2. The following are examples of activities that, within the Alliance context, most likely would not be found to violate antitrust laws, applicable state laws or this Policy:


i.   Discussions regarding strategies for lobbying of federal and state governments in order to obtain favorable legislation or regulatory treatment to the benefit of the industry; 

ii.  Discussions relating to pricing of services regulated by any state or federal governing body, so long as the discussions are strictly related to the regulated prices; and

iii. The setting of standards or formulation of industry best practices utilizing a reasonable and objective process that is designed to enhance the quality of service; and 

iv.  The collection, use and distribution of industry data in a manner that meets applicable Department of Justice and Federal Trade Commission safe harbor guidelines found in the 1996 Statements of Antitrust Enforcement Policy in Health Care and broadly applicable to other industry trade associations.


III. General Overview of Pertinent Antitrust Laws


          A. Federal Antitrust Laws

The federal antitrust provisions of primary concern to Alliance members acting within the Alliance context are Section 1 of the Sherman Act (15 U.S.C. § 1); Section 5 of the Federal Trade Commission Act (15 U.S.C. § 45); and the Robinson-Patman Act (15 U.S.C. § 13).

Section 1 of the Sherman Act prohibits agreements, combinations, or conspiracies in restraint of trade.  Although courts have interpreted Section 1 to prohibit only joint or concerted actions that are “unreasonable” restraints of trade, the courts have further found that particular practices such as price fixing or division of customers or markets are by their very nature so pernicious as to automatically be deemed “per se” unreasonable without the need for detailed inquiry as to their effect on the market. 
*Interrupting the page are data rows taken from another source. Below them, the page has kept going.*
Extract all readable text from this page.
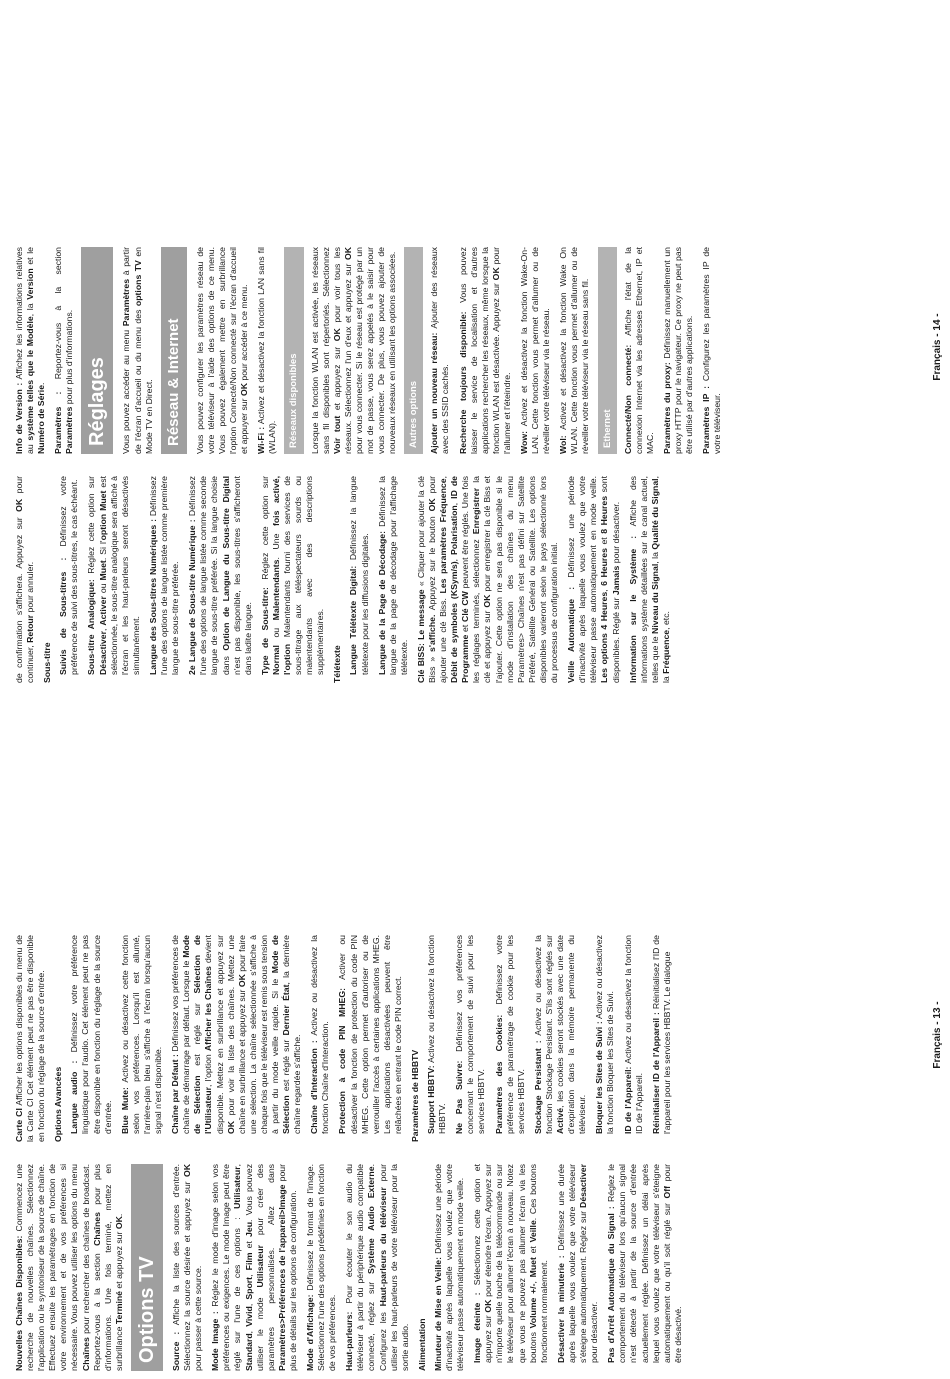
Nouvelles Chaînes Disponibles: Commencez une recherche de nouvelles chaînes. Sélectionnez l'application ou le syntoniseur de la source de chaîne. Effectuez ensuite les paramétrages en fonction de votre environnement et de vos préférences si nécessaire. Vous pouvez utiliser les options du menu Chaînes pour rechercher des chaînes de broadcast. Reportez-vous à la section Chaînes pour plus d'informations. Une fois terminé, mettez en surbrillance Terminé et appuyez sur OK.
Options TV	Source : Affiche la liste des sources d'entrée. Sélectionnez la source désirée et appuyez sur OK pour passer à cette source. Mode Image : Réglez le mode d'image selon vos préférences ou exigences. Le mode Image peut être réglé sur l'une de ces options : Utilisateur, Standard, Vivid, Sport, Film et Jeu. Vous pouvez utiliser le mode Utilisateur pour créer des paramètres personnalisés. Allez dans Paramètres>Préférences de l'appareil>Image pour plus de détails sur les options de configuration. Mode d'Affichage: Définissez le format de l'image. Sélectionnez l'une des options prédéfinies en fonction de vos préférences. Haut-parleurs: Pour écouter le son audio du téléviseur à partir du périphérique audio compatible connecté, réglez sur Système Audio Externe. Configurez les Haut-parleurs du téléviseur pour utiliser les haut-parleurs de votre téléviseur pour la sortie audio. Alimentation Minuteur de Mise en Veille: Définissez une période d'inactivité après laquelle vous voulez que votre téléviseur passe automatiquement en mode veille. Image éteinte : Sélectionnez cette option et appuyez sur OK pour éteindre l'écran. Appuyez sur n'importe quelle touche de la télécommande ou sur le téléviseur pour allumer l'écran à nouveau. Notez que vous ne pouvez pas allumer l'écran via les boutons Volume +/-, Muet et Veille. Ces boutons fonctionnent normalement. Désactiver la minuterie : Définissez une durée après laquelle vous voulez que votre téléviseur s'éteigne automatiquement. Réglez sur Désactiver pour désactiver. Pas d'Arrêt Automatique du Signal : Réglez le comportement du téléviseur lors qu'aucun signal n'est détecté à partir de la source d'entrée actuellement réglée. Définissez un délai après lequel vous voulez que votre téléviseur s'éteigne automatiquement ou qu'il soit réglé sur Off pour être désactivé.
Carte CI Afficher les options disponibles du menu de la Carte CI Cet élément peut ne pas être disponible en fonction du réglage de la source d'entrée. Options Avancées Langue audio : Définissez votre préférence linguistique pour l'audio. Cet élément peut ne pas être disponible en fonction du réglage de la source d'entrée. Blue Mute: Activez ou désactivez cette fonction selon vos préférences. Lorsqu'il est allumé, l'arrière-plan bleu s'affiche à l'écran lorsqu'aucun signal n'est disponible. Chaîne par Défaut : Définissez vos préférences de chaîne de démarrage par défaut. Lorsque le Mode de Sélection est réglé sur Sélection de l'Utilisateur, l'option Afficher les Chaînes devient disponible. Mettez en surbrillance et appuyez sur OK pour voir la liste des chaînes. Mettez une chaîne en surbrillance et appuyez sur OK pour faire une sélection. La chaîne sélectionnée s'affiche à chaque fois que le téléviseur est remis sous tension à partir du mode veille rapide. Si le Mode de Sélection est réglé sur Dernier État, la dernière chaîne regardée s'affiche. Chaîne d'Interaction : Activez ou désactivez la fonction Chaîne d'Interaction. Protection à code PIN MHEG: Activer ou désactiver la fonction de protection du code PIN MHEG. Cette option permet d'autoriser ou de verrouiller l'accès à certaines applications MHEG. Les applications désactivées peuvent être relâchées en entrant le code PIN correct. Paramètres de HBBTV Support HBBTV: Activez ou désactivez la fonction HBBTV. Ne Pas Suivre: Définissez vos préférences concernant le comportement de suivi pour les services HBBTV. Paramètres des Cookies: Définissez votre préférence de paramétrage de cookie pour les services HBBTV. Stockage Persistant : Activez ou désactivez la fonction Stockage Persistant. S'ils sont réglés sur Activé, les cookies seront stockés avec une date d'expiration dans la mémoire permanente du téléviseur. Bloquer les Sites de Suivi : Activez ou désactivez la fonction Bloquer les Sites de Suivi. ID de l'Appareil: Activez ou désactivez la fonction ID de l'Appareil. Réinitialiser ID de l'Appareil : Réinitialisez l'ID de l'appareil pour les services HBBTV. Le dialogue	Français - 13 -
de confirmation s'affichera. Appuyez sur OK pour continuer, Retour pour annuler.
Sous-titre Suivis de Sous-titres : Définissez votre préférence de suivi des sous-titres, le cas échéant. Sous-titre Analogique: Réglez cette option sur Désactiver, Activer ou Muet. Si l'option Muet est sélectionnée, le sous-titre analogique sera affiché à l'écran et les haut-parleurs seront désactivés simultanément. Langue des Sous-titres Numériques : Définissez l'une des options de langue listée comme première langue de sous-titre préférée. 2e Langue de Sous-titre Numérique : Définissez l'une des options de langue listée comme seconde langue de sous-titre préférée. Si la langue choisie dans Option de Langue du Sous-titre Digital n'est pas disponible, les sous-titres s'afficheront dans ladite langue. Type de Sous-titre: Réglez cette option sur Normal ou Malentendants. Une fois activé, l'option Malentendants fourni des services de sous-titrage aux téléspectateurs sourds ou malentendants avec des descriptions supplémentaires. Télétexte Langue Télétexte Digital: Définissez la langue télétexte pour les diffusions digitales. Langue de la Page de Décodage: Définissez la langue de la page de décodage pour l'affichage télétexte. Clé BISS: Le message « Cliquer pour ajouter la clé Biss » s'affiche. Appuyez sur le bouton OK pour ajouter une clé Biss. Les paramètres Fréquence, Débit de symboles (KSym/s), Polarisation, ID de Programme et Clé CW peuvent être réglés. Une fois les réglages terminés, sélectionnez Enregistrer la clé et appuyez sur OK pour enregistrer la clé Biss et l'ajouter. Cette option ne sera pas disponible si le mode d'installation des chaînes du menu Paramètres> Chaînes n'est pas défini sur Satellite Préféré, Satellite Général ou Satellite. Les options disponibles varieront selon le pays sélectionné lors du processus de configuration initial. Veille Automatique : Définissez une période d'inactivité après laquelle vous voulez que votre téléviseur passe automatiquement en mode veille. Les options 4 Heures, 6 Heures et 8 Heures sont disponibles. Réglé sur Jamais pour désactiver.
Information sur le Système : Affiche des informations système détaillées sur le canal actuel, telles que le Niveau du Signal, la Qualité du Signal, la Fréquence, etc.
Info de Version : Affichez les informations relatives au système telles que le Modèle, la Version et le Numéro de Série.
Paramètres : Reportez-vous à la section Paramètres pour plus d'informations. Réglages	Vous pouvez accéder au menu Paramètres à partir de l'écran d'accueil ou du menu des options TV en Mode TV en Direct. Réseau & Internet	Vous pouvez configurer les paramètres réseau de votre téléviseur à l'aide des options de ce menu. Vous pouvez également mettre en surbrillance l'option Connecté/Non connecté sur l'écran d'accueil et appuyer sur OK pour accéder à ce menu.
Wi-Fi : Activez et désactivez la fonction LAN sans fil (WLAN).	Réseaux disponibles	Lorsque la fonction WLAN est activée, les réseaux sans fil disponibles sont répertoriés. Sélectionnez Voir tout et appuyez sur OK pour voir tous les réseaux. Sélectionnez l'un d'eux et appuyez sur OK pour vous connecter. Si le réseau est protégé par un mot de passe, vous serez appelés à le saisir pour vous connecter. De plus, vous pouvez ajouter de nouveaux réseaux en utilisant les options associées.	Autres options	Ajouter un nouveau réseau: Ajouter des réseaux avec des SSID cachés. Recherche toujours disponible: Vous pouvez laisser le service de localisation et d'autres applications rechercher les réseaux, même lorsque la fonction WLAN est désactivée. Appuyez sur OK pour l'allumer et l'éteindre. Wow: Activez et désactivez la fonction Wake-On-LAN. Cette fonction vous permet d'allumer ou de réveiller votre téléviseur via le réseau. Wol: Activez et désactivez la fonction Wake On WLAN. Cette fonction vous permet d'allumer ou de réveiller votre téléviseur via le réseau sans fil.	Ethernet	Connecté/Non connecté: Affiche l'état de la connexion Internet via les adresses Ethernet, IP et MAC. Paramètres du proxy: Définissez manuellement un proxy HTTP pour le navigateur. Ce proxy ne peut pas être utilisé par d'autres applications. Paramètres IP : Configurez les paramètres IP de votre téléviseur.
Français - 14 -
Violation of the Sherman Act Section 1 is a felony, punishable by significant fines for individuals and corporations and/or imprisonment for individuals.  In addition, government authorities may pursue civil enforcement actions.  Violation of the Sherman Act Section 1 may also subject those involved to civil liability for treble damages and attorneys’ fees in private suits.

Section 5 of the Federal Trade Commission Act (“FTC Act”) prohibits unfair methods of competition and unfair deceptive acts or practices.  Essentially any violation of the Sherman Act Section 1 would also constitute a violation of Section 5 of the Federal Trade Commission Act.  Violation of Section 5 of the FTC Act may result in injunctions, cease and desist orders, and civil penalties against those involved.

The Robinson-Patman Act makes it unlawful for any person engaged in commerce to discriminate in price or knowingly induce or receive prohibited price discrimination.  The Robinson-Patman Act applies to sales of commodities. 


          B. Related State Laws

Most states have antitrust statutes which equate to the Sherman Act Section 1, except that they apply to actions affecting commerce within the state, as opposed to interstate commerce.  Iowa, where the Alliance is based and operates, has a state antitrust equivalent of the Sherman Act Section 1 at Iowa Code §553 called the Iowa Competition Law.  Violation of the Iowa Competition Law subjects the violator to civil damages, which may be three times the amount of actual damages sustained, and the payment of the plaintiff’s attorney fees.  Additionally, the Iowa Attorney General has the power to investigate possible violations of the statute and to enforce the statute by bringing an action in the name of the state – for either civil or criminal penalties.  Iowa also has, at Iowa Code § 551.1, a statutory prohibition of unfair price discrimination done “for the purpose of destroying the business of a competitor in any locality or creating a monopoly.”


IV. Member Responsibilities

This Policy cannot and does not attempt to comprehensively reference or address all activities that may violate federal antitrust laws or relevant state laws.  As it relates to any sensitive topics or compliance issues, the Alliance and its individual members are expected to seek legal counsel and to individually assess their obligations and responsibilities under federal antitrust laws and relevant state laws.